Quantization (AWQ, GPTQ) can reduce memory requirements if needed.

License

This model is licensed under Apache 2.0. It is intended for research and educational use and may be used commercially in accordance with Ai2's Responsible Use Guidelines.

Citation

@misc{shen2026serasoftverifiedefficientrepository,
      title={SERA: Soft-Verified Efficient Repository Agents}, 
      author={Ethan Shen and Danny Tormoen and Saurabh Shah and Ali Farhadi and Tim Dettmers},
      year={2026},
      eprint={2601.20789},
      archivePrefix={arXiv},
      primaryClass={cs.CL},
      url={https://arxiv.org/abs/2601.20789}, 
}

Contact

Email: ethans03@cs.washington.edu, dettmers@cmu.edu
Issues: GitHub Issues

SERA / Open Coding Agents - Disclaimer Text

Bias, Risks, and Limitations SERA-32B/SERA-8B is an open coding agent model released for research and educational purposes without any safety filtering or safety tuning. As a research artifact, this model is not suitable for real-world use without significant human oversight. Like other coding agents, this model may propagate biases present in training data or generate incorrect or insecure code. Security risks include prompt injection and data leakage. Always verify code outputs and manage context windows to avoid disclosing sensitive data or information.
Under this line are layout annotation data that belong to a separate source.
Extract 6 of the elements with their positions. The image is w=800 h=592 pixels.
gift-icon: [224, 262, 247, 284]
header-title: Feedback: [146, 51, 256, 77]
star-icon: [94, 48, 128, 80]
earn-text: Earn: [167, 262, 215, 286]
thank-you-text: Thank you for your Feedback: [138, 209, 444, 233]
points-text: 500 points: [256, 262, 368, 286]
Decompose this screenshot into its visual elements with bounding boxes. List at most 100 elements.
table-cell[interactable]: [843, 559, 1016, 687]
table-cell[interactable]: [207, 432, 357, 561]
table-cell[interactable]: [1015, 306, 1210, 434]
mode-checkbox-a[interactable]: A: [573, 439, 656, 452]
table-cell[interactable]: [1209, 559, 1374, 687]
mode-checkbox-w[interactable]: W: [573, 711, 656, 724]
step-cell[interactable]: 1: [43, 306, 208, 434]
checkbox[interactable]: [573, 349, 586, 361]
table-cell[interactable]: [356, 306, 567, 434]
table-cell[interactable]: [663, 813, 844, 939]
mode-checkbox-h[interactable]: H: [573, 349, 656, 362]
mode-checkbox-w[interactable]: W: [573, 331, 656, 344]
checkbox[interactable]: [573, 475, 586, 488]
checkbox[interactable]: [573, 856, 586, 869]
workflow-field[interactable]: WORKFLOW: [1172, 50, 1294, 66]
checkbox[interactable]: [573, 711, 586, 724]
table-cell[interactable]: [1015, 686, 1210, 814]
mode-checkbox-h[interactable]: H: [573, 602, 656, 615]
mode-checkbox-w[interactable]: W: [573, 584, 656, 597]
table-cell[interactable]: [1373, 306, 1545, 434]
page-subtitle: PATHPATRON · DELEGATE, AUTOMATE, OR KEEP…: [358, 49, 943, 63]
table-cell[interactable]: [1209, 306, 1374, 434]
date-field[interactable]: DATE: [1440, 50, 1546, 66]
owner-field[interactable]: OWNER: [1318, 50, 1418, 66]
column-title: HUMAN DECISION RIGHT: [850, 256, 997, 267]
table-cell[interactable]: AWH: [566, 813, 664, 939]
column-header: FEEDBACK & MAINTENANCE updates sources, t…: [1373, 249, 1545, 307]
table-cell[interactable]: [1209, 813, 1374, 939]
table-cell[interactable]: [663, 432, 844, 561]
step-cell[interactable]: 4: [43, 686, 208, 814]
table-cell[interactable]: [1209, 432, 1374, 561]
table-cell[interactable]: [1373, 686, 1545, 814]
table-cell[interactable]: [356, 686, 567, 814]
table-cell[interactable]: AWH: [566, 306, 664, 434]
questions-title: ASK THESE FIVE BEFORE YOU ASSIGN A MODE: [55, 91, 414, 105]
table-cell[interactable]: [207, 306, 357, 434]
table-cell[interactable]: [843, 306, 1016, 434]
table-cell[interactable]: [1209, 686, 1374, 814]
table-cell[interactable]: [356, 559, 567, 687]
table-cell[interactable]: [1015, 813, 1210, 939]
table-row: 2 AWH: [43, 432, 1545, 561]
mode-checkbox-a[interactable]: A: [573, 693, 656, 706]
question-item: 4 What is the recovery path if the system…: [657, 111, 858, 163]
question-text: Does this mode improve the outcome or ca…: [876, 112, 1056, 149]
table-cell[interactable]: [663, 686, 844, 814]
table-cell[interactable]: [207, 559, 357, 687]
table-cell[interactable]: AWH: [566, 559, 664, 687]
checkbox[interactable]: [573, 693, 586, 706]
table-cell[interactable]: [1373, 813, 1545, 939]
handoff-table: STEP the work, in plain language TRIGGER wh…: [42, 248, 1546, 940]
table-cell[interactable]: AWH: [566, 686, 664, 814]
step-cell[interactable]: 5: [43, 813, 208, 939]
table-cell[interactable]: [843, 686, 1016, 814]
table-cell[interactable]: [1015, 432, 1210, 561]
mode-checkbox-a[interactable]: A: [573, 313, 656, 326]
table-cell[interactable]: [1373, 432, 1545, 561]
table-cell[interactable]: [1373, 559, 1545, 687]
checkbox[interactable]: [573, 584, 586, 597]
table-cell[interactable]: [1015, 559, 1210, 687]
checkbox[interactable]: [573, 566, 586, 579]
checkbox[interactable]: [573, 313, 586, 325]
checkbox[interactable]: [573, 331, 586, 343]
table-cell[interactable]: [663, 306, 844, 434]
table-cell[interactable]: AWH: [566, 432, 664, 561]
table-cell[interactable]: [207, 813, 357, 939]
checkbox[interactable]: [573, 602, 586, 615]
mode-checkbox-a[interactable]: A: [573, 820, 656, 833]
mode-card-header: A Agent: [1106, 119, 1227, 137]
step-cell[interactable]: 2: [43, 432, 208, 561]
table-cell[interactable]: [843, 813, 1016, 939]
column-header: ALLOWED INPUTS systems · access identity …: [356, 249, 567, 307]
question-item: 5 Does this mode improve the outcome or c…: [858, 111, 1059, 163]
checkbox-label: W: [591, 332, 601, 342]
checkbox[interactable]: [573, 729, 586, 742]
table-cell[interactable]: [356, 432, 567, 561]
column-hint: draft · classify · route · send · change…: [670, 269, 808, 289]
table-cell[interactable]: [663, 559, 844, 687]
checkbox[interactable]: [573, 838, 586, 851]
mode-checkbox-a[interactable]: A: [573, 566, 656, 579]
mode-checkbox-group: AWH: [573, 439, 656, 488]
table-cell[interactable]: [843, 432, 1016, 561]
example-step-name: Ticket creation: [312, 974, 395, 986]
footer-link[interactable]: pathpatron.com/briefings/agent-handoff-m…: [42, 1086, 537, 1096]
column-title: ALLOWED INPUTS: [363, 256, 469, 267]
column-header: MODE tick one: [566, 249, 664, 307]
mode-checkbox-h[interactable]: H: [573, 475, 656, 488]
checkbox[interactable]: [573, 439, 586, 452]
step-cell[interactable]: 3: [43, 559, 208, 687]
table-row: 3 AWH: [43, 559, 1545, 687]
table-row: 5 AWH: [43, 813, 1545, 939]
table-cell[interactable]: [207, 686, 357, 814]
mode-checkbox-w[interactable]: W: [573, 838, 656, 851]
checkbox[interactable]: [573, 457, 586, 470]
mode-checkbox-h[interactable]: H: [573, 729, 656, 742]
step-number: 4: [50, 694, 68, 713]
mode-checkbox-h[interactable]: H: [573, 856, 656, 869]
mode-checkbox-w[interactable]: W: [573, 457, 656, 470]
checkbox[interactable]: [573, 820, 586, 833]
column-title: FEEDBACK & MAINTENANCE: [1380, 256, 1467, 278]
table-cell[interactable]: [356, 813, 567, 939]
Bias, Risks, and Limitations Like any base language model or fine-tuned model without safety filtering, these models can easily be prompted by users to generate harmful and sensitive content. Such content may also be produced unintentionally, especially in cases involving bias, so we recommend that users consider the risks when applying this technology. Additionally, many statements from OLMo or any LLM are often inaccurate, so facts should be verified. License This model is licensed under Apache 2.0. It is intended for research and educational use in accordance with Ai2's Responsible Use Guidelines.